Salt Lake County District Attorney Sim Gill has joined prosecutors across the nation in advocating for reducing the number of people on probation and parole in the United States.
Noting a growing trend of Americans who are under supervision, Gill and 44 other current and former prosecutors signed a statement with five recommendations to reduce the number of people who are being supervised.
Gill told The Salt Lake Tribune on Thursday that he believes the probation system is leading to mass incarceration in Utah and elsewhere.
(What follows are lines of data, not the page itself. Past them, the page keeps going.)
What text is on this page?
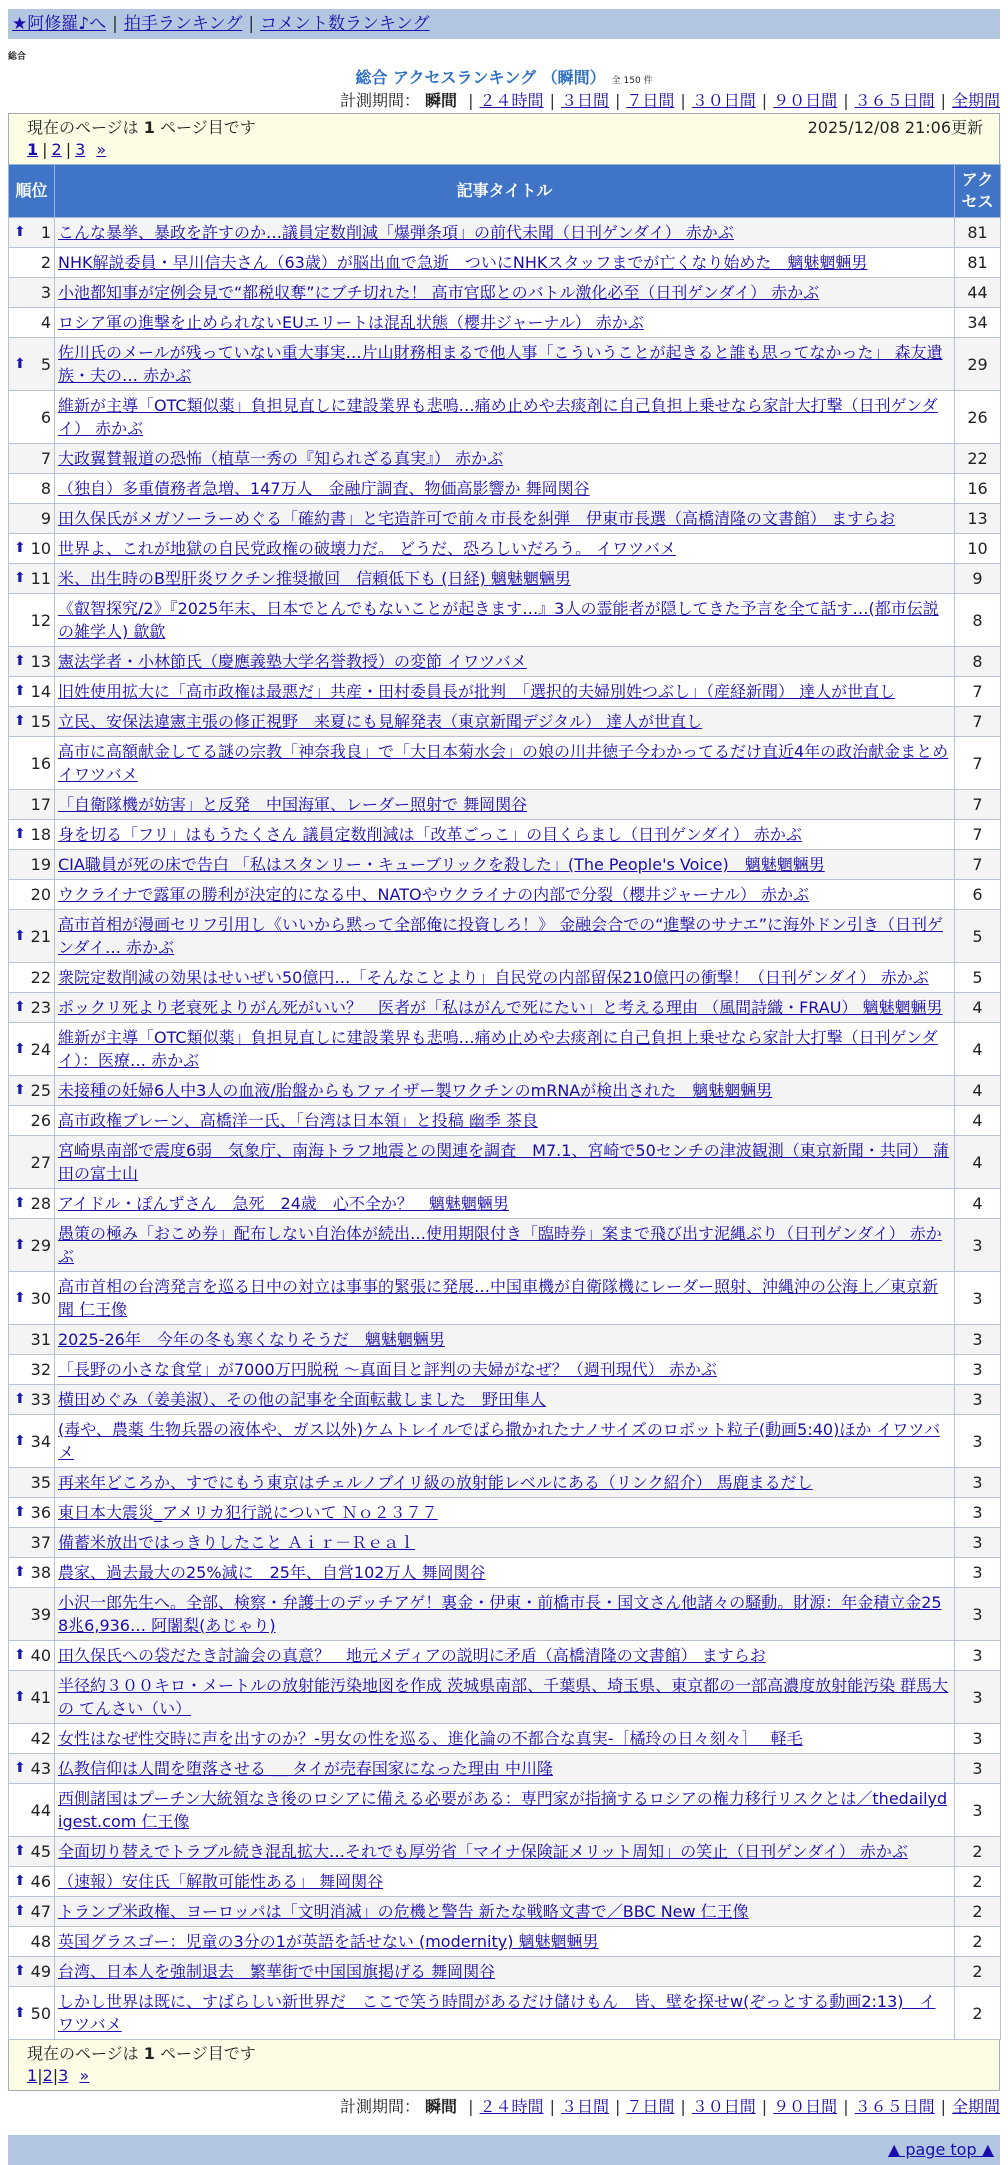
★阿修羅♪へ | 拍手ランキング | コメント数ランキング
総合
総合 アクセスランキング （瞬間） 全 150 件
計測期間： 瞬間 | ２４時間 | ３日間 | ７日間 | ３０日間 | ９０日間 | ３６５日間 | 全期間
現在のページは 1 ページ目です	2025/12/08 21:06更新
1 | 2 | 3 »
順位	記事タイトル	アクセス

⬆ 1	こんな暴挙、暴政を許すのか…議員定数削減「爆弾条項」の前代未聞（日刊ゲンダイ） 赤かぶ	81
2	NHK解説委員・早川信夫さん（63歳）が脳出血で急逝　ついにNHKスタッフまでが亡くなり始めた　魑魅魍魎男	81
3	小池都知事が定例会見で“都税収奪”にブチ切れた！ 高市官邸とのバトル激化必至（日刊ゲンダイ） 赤かぶ	44
4	ロシア軍の進撃を止められないEUエリートは混乱状態（櫻井ジャーナル） 赤かぶ	34

⬆ 5	佐川氏のメールが残っていない重大事実…片山財務相まるで他人事「こういうことが起きると誰も思ってなかった」 森友遺族・夫の… 赤かぶ	29
6	維新が主導「OTC類似薬」負担見直しに建設業界も悲鳴…痛め止めや去痰剤に自己負担上乗せなら家計大打撃（日刊ゲンダイ） 赤かぶ	26
7	大政翼賛報道の恐怖（植草一秀の『知られざる真実』） 赤かぶ	22
8	（独自）多重債務者急増、147万人　金融庁調査、物価高影響か 舞岡関谷	16
9	田久保氏がメガソーラーめぐる「確約書」と宅造許可で前々市長を糾弾　伊東市長選（高橋清隆の文書館） ますらお	13

⬆ 10	世界よ、これが地獄の自民党政権の破壊力だ。 どうだ、恐ろしいだろう。 イワツバメ	10

⬆ 11	米、出生時のB型肝炎ワクチン推奨撤回　信頼低下も (日経) 魑魅魍魎男	9
12	《叡智探究/2》『2025年末、日本でとんでもないことが起きます…』3人の霊能者が隠してきた予言を全て話す…(都市伝説の雑学人) 歙歙	8

⬆ 13	憲法学者・小林節氏（慶應義塾大学名誉教授）の変節 イワツバメ	8

⬆ 14	旧姓使用拡大に「高市政権は最悪だ」共産・田村委員長が批判　「選択的夫婦別姓つぶし」（産経新聞） 達人が世直し	7

⬆ 15	立民、安保法違憲主張の修正視野　来夏にも見解発表（東京新聞デジタル） 達人が世直し	7
16	高市に高額献金してる謎の宗教「神奈我良」で「大日本菊水会」の娘の川井徳子今わかってるだけ直近4年の政治献金まとめ イワツバメ	7
17	「自衛隊機が妨害」と反発　中国海軍、レーダー照射で 舞岡関谷	7

⬆ 18	身を切る「フリ」はもうたくさん 議員定数削減は「改革ごっこ」の目くらまし（日刊ゲンダイ） 赤かぶ	7
19	CIA職員が死の床で告白 「私はスタンリー・キューブリックを殺した」(The People's Voice)　魑魅魍魎男	7
20	ウクライナで露軍の勝利が決定的になる中、NATOやウクライナの内部で分裂（櫻井ジャーナル） 赤かぶ	6

⬆ 21	高市首相が漫画セリフ引用し《いいから黙って全部俺に投資しろ！》 金融会合での“進撃のサナエ”に海外ドン引き（日刊ゲンダイ… 赤かぶ	5
22	衆院定数削減の効果はせいぜい50億円…「そんなことより」自民党の内部留保210億円の衝撃！（日刊ゲンダイ） 赤かぶ	5

⬆ 23	ポックリ死より老衰死よりがん死がいい？　医者が「私はがんで死にたい」と考える理由 （風間詩織・FRAU） 魑魅魍魎男	4

⬆ 24	維新が主導「OTC類似薬」負担見直しに建設業界も悲鳴…痛め止めや去痰剤に自己負担上乗せなら家計大打撃（日刊ゲンダイ）：医療… 赤かぶ	4

⬆ 25	未接種の妊婦6人中3人の血液/胎盤からもファイザー製ワクチンのmRNAが検出された　魑魅魍魎男	4
26	高市政権ブレーン、高橋洋一氏、「台湾は日本領」と投稿 幽季 茶良	4
27	宮崎県南部で震度6弱　気象庁、南海トラフ地震との関連を調査　M7.1、宮崎で50センチの津波観測（東京新聞・共同） 蒲田の富士山	4

⬆ 28	アイドル・ぽんずさん　急死　24歳　心不全か？　魑魅魍魎男	4

⬆ 29	愚策の極み「おこめ券」配布しない自治体が続出…使用期限付き「臨時券」案まで飛び出す泥縄ぶり（日刊ゲンダイ） 赤かぶ	3

⬆ 30	高市首相の台湾発言を巡る日中の対立は事事的緊張に発展…中国車機が自衛隊機にレーダー照射、沖縄沖の公海上／東京新聞 仁王像	3
31	2025-26年　今年の冬も寒くなりそうだ　魑魅魍魎男	3
32	「長野の小さな食堂」が7000万円脱税 ～真面目と評判の夫婦がなぜ？（週刊現代） 赤かぶ	3

⬆ 33	横田めぐみ（姜美淑）、その他の記事を全面転載しました　野田隼人	3

⬆ 34	(毒や、農薬 生物兵器の液体や、ガス以外)ケムトレイルでばら撒かれたナノサイズのロボット粒子(動画5:40)ほか イワツバメ	3
35	再来年どころか、すでにもう東京はチェルノブイリ級の放射能レベルにある（リンク紹介） 馬鹿まるだし	3

⬆ 36	東日本大震災_アメリカ犯行説について Ｎｏ２３７７	3
37	備蓄米放出ではっきりしたこと Ａｉｒ－Ｒｅａｌ	3

⬆ 38	農家、過去最大の25%減に　25年、自営102万人 舞岡関谷	3
39	小沢一郎先生へ。全部、検察・弁護士のデッチアゲ！裏金・伊東・前橋市長・国文さん他諸々の騒動。財源：年金積立金258兆6,936… 阿闍梨(あじゃり)	3

⬆ 40	田久保氏への袋だたき討論会の真意？　地元メディアの説明に矛盾（高橋清隆の文書館） ますらお	3

⬆ 41	半径約３００キロ・メートルの放射能汚染地図を作成 茨城県南部、千葉県、埼玉県、東京都の一部高濃度放射能汚染 群馬大の てんさい（い）	3
42	女性はなぜ性交時に声を出すのか？-男女の性を巡る、進化論の不都合な真実-［橘玲の日々刻々］　 軽毛	3

⬆ 43	仏教信仰は人間を堕落させる ＿ タイが売春国家になった理由 中川隆	3
44	西側諸国はプーチン大統領なき後のロシアに備える必要がある：専門家が指摘するロシアの権力移行リスクとは／thedailydigest.com 仁王像	3

⬆ 45	全面切り替えでトラブル続き混乱拡大…それでも厚労省「マイナ保険証メリット周知」の笑止（日刊ゲンダイ） 赤かぶ	2

⬆ 46	（速報）安住氏「解散可能性ある」 舞岡関谷	2

⬆ 47	トランプ米政権、ヨーロッパは「文明消滅」の危機と警告 新たな戦略文書で／BBC New 仁王像	2
48	英国グラスゴー：児童の3分の1が英語を話せない (modernity) 魑魅魍魎男	2

⬆ 49	台湾、日本人を強制退去　繁華街で中国国旗掲げる 舞岡関谷	2

⬆ 50	しかし世界は既に、すばらしい新世界だ　ここで笑う時間があるだけ儲けもん　皆、壁を探せw(ぞっとする動画2:13)　イワツバメ	2
現在のページは 1 ページ目です
1|2|3 »
計測期間： 瞬間 | ２４時間 | ３日間 | ７日間 | ３０日間 | ９０日間 | ３６５日間 | 全期間
▲ page top ▲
Criminal defendants are often put on probation instead of jail, he said, but technical violations — like breaking curfew or skipping a drug test — lead them to a prison sentence anyway.
“It’s a trip wire by which they can’t succeed,” he said.
The statement, released by the Columbia Justice Lab, focused on these recommendations:
“For too long, probation and parole have been overlooked contributors to the challenges that plague our justice system and have filled our prisons and jails,” said Miriam Krinsky, executive director of Fair and Just Prosecution, a national prosecutor network. “These public safety tools should set individuals on a pathway to success, not to unnecessary incarceration.”
In Utah, Gill said his office has been striving to reach these goals through an emphasis on “therapeutic justice.” This means relying more on programs like veteran’s court, drug court or DUI court to help people get treatment — not a lengthy jail sentence.
Gill also pointed to the county’s efforts in Operation Rio Grande, the coordinated response to criminal activity around Salt Lake City’s downtown homeless shelter, and the focus on transitional housing and job placement as contributors to decreasing the number of people on probation and at risk of returning to jail.